Provincial route in South Africa

The R49 (also sometimes known as the R47) is a provincial route in North West, South Africa that connects Mahikeng with the Botswana border at Kopfontein near Gaborone, via Zeerust.

==Route==

The R49 begins in the town centre of Mahikeng, at a junction with the N18 national route and the R503 road. It begins as Shippard Street, going eastwards to form the northern border of the Mafikeng Game Reserve. From the N18 junction, it goes east, then north-east, for 61 kilometres, through Ottoshoop, to meet the N4 national route (Platinum Highway) adjacent to the Zeerust Solar Power Station.
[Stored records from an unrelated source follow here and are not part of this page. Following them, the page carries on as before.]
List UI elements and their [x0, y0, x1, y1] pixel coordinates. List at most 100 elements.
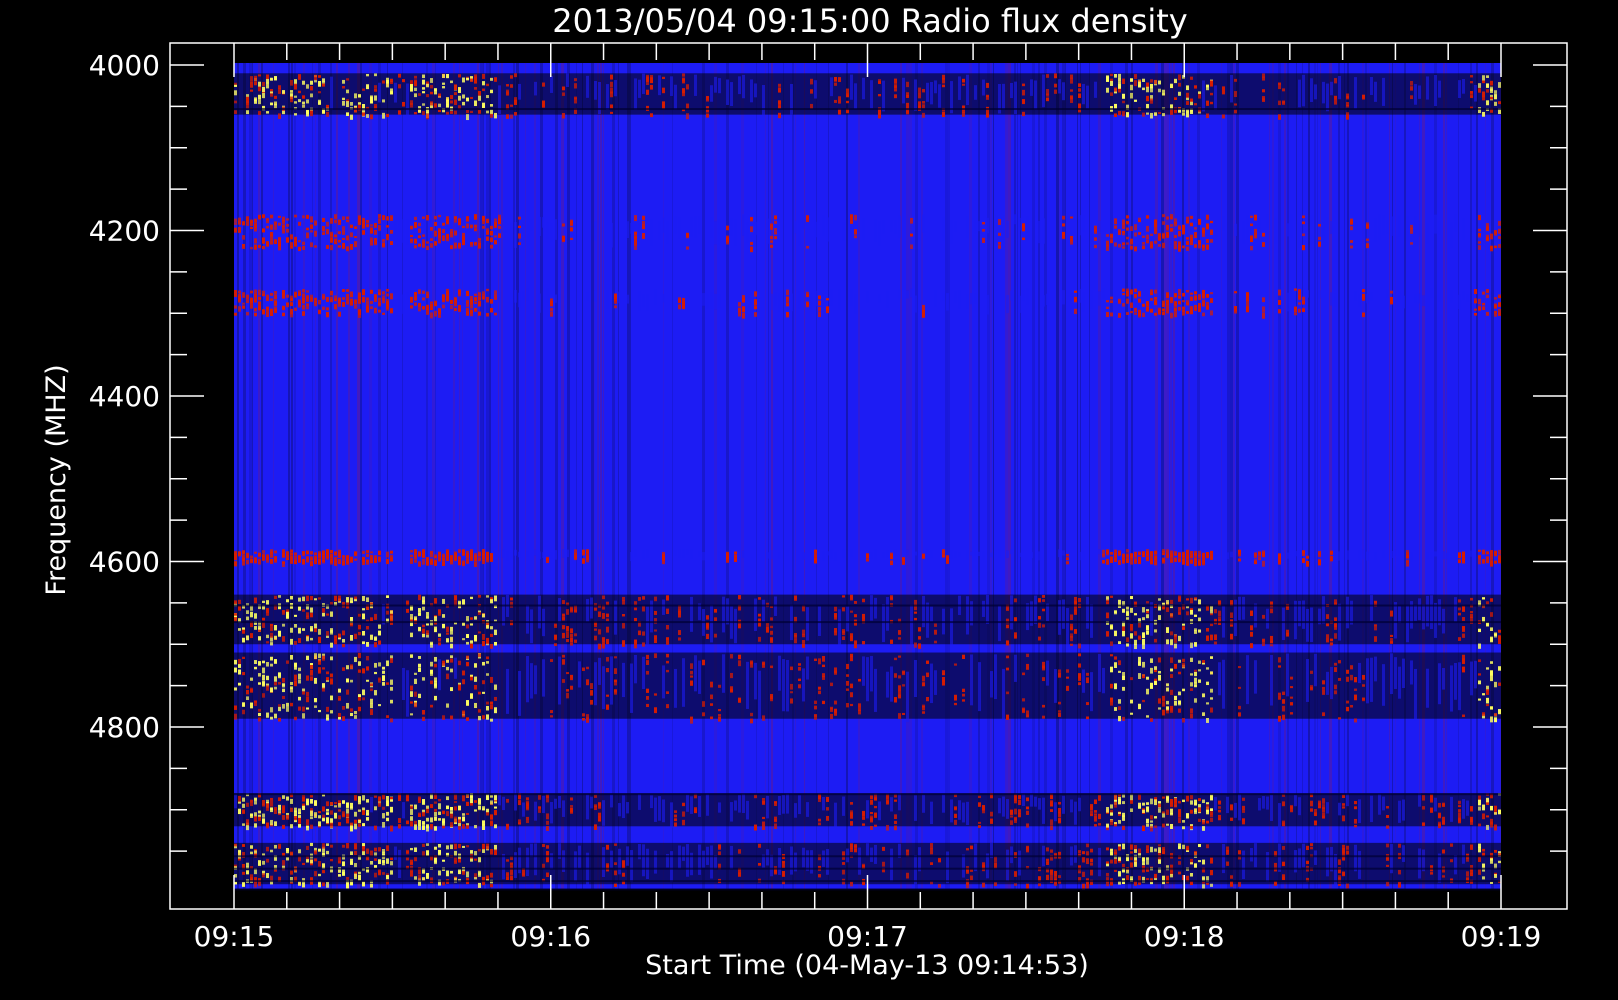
band-cell [1018, 813, 1021, 818]
band-cell [270, 625, 273, 632]
band-cell [1066, 608, 1069, 647]
band-cell [1478, 628, 1481, 633]
band-cell [1358, 662, 1361, 684]
band-cell [1334, 617, 1337, 622]
band-cell [338, 219, 341, 223]
band-cell [366, 641, 369, 647]
band-cell [310, 219, 313, 223]
band-cell [1090, 813, 1093, 817]
streak [768, 63, 769, 889]
band-cell [494, 696, 497, 701]
band-cell [1382, 796, 1385, 811]
band-cell [1302, 296, 1305, 301]
band-cell [422, 821, 425, 825]
band-cell [1458, 80, 1461, 99]
band-cell [1022, 708, 1025, 713]
band-cell [1202, 560, 1205, 566]
band-cell [1350, 240, 1353, 243]
band-cell [806, 215, 809, 220]
band-cell [262, 290, 265, 296]
band-cell [462, 710, 465, 715]
band-cell [1174, 307, 1177, 312]
band-cell [642, 73, 645, 94]
band-cell [278, 808, 281, 814]
band-cell [1026, 806, 1029, 810]
band-cell [1114, 610, 1117, 614]
band-cell [986, 113, 989, 118]
band-cell [306, 595, 309, 602]
band-cell [894, 820, 897, 825]
band-cell [234, 600, 237, 605]
band-cell [1366, 551, 1369, 561]
band-cell [1374, 218, 1377, 242]
band-cell [798, 684, 801, 689]
band-cell [418, 561, 421, 567]
band-cell [942, 113, 945, 116]
band-cell [354, 235, 357, 239]
band-cell [478, 594, 481, 598]
band-cell [1494, 90, 1497, 94]
band-cell [710, 85, 713, 102]
band-cell [1254, 555, 1257, 559]
band-cell [426, 215, 429, 221]
band-cell [1262, 306, 1265, 313]
band-cell [462, 94, 465, 99]
band-cell [646, 670, 649, 675]
band-cell [306, 691, 309, 697]
band-cell [1290, 712, 1293, 715]
band-cell [1110, 625, 1113, 629]
band-cell [386, 113, 389, 118]
band-cell [1238, 686, 1241, 689]
band-cell [1490, 627, 1493, 632]
band-cell [326, 307, 329, 311]
frequency-band [234, 652, 1501, 724]
band-cell [546, 813, 549, 820]
band-cell [534, 81, 537, 96]
band-cell [1142, 304, 1145, 307]
band-cell [1198, 818, 1201, 822]
band-cell [1494, 681, 1497, 688]
band-cell [242, 627, 245, 630]
band-cell [314, 230, 317, 237]
band-cell [814, 290, 817, 307]
band-cell [298, 559, 301, 563]
band-cell [778, 552, 781, 559]
band-cell [382, 821, 385, 828]
band-cell [1170, 228, 1173, 232]
streak [288, 63, 290, 889]
band-cell [394, 82, 397, 103]
band-cell [1198, 560, 1201, 566]
band-cell [266, 634, 269, 639]
band-cell [550, 298, 553, 303]
band-cell [1170, 808, 1173, 814]
band-cell [290, 558, 293, 564]
band-cell [1486, 294, 1489, 299]
band-cell [610, 222, 613, 248]
band-cell [882, 80, 885, 112]
band-cell [1166, 809, 1169, 815]
band-cell [666, 691, 669, 695]
band-cell [486, 701, 489, 705]
band-cell [490, 225, 493, 230]
band-cell [510, 223, 513, 249]
band-cell [1138, 637, 1141, 640]
band-cell [1170, 613, 1173, 618]
band-cell [1278, 100, 1281, 106]
streak [1110, 63, 1113, 889]
band-cell [1486, 83, 1489, 88]
band-cell [1250, 610, 1253, 616]
band-cell [1438, 221, 1441, 235]
band-cell [1006, 655, 1009, 659]
band-cell [250, 220, 253, 227]
band-cell [238, 682, 241, 686]
band-cell [494, 221, 497, 227]
band-cell [258, 712, 261, 717]
streak [1008, 63, 1011, 889]
band-cell [818, 690, 821, 695]
band-cell [1110, 551, 1113, 555]
band-cell [1322, 686, 1325, 690]
band-cell [246, 635, 249, 641]
band-cell [862, 813, 865, 819]
band-cell [462, 795, 465, 802]
band-cell [754, 662, 757, 700]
The N4 joins the R49 and they are one road north-east for 2 kilometres into the town of Zeerust as Church Street. In the Zeerust CBD, at the President Square junction (just before Zeerust Shopping Centre), the R49 leaves Church Street (N4; Platinum Highway) and becomes the road northwards. The R49 heads northwards for 103 kilometres to end at the Kopfontein Border Post west of the Madikwe Game Reserve and become the A12 road (Tlokweng Road) on the Botswana side, which connects westwards to Tlokweng and Gaborone (Capital of Botswana; 19 kilometres away).